The doctrine of separation of powers has no doubt revolutionized governance in the world, and Australia is no exception. The doctrine of separation of power exists almost in each country, whether it is monarchial or democratic. What differs from nation to nation as regard separation of power is the strength of the institutions that have been put in place. The strength of these institutions is primarily derived from the overall nature of distribution of power and the complete separation rather than partial separation of powers. In this century, many countries are clamoring to effect changes to their constitutions in order to strengthen their institutions. This is all an effort to enhance proper governance through accountability in those offices that are entrusted with power.
Lack of adequate separation of power, could have dire consequences to the nation as a whole. This is the main issue in Australia. The separation of power in Australia is not formal at the federal level. The powers exercised by the three branches overlap. This has considerably weakened the respective institutions of the Australian system of government. The fact that executive picks ministers from parliament coupled with the fact that judges are appointed by the governor general has ensured that the executive is powerful all round in the practical sense. Theoretically, the constitution deems the three branches to be equal; however that is not the case. What needs to be done in Australia is complete divorce of the three branches of government from each other to ensure distinct functions of the three levels of government without interference.

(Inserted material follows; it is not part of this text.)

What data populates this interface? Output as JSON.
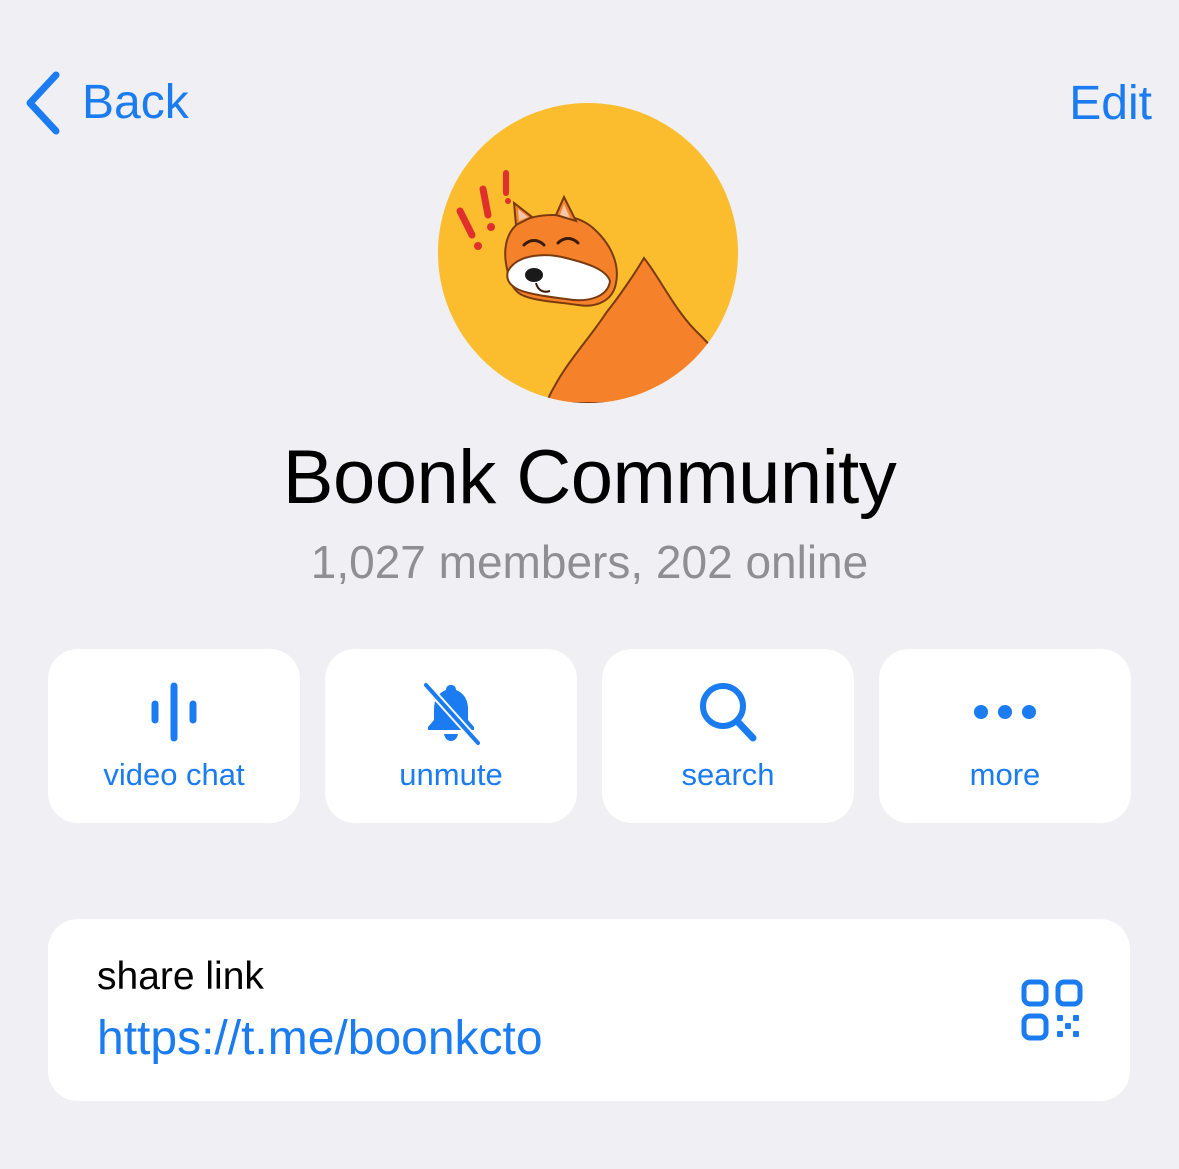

The doctrine of separation of powers is used to safeguard against misuse of power by those at the helm. World over I has been witnessed first-hand how inadequate distribution and separation of power can be detrimental. The tyrannical regimes in many countries especially in Asia and Africa all has to with improper separation of powers. In most of these countries, the executive is involved in all the three arms of government and Australia is no exception. For instance, the executive is solely responsible in appointing the judges to the courts. Due to the prerogative power accorded to the executive, he or she fills the powerful positions with his cronies. At the legislature, the executive is present as the majority in most cases. Given such a setup, the executive virtually controls all arms of government and hence making the power susceptible to misuse, thereby defeating the logic behind the doctrine of separation of powers.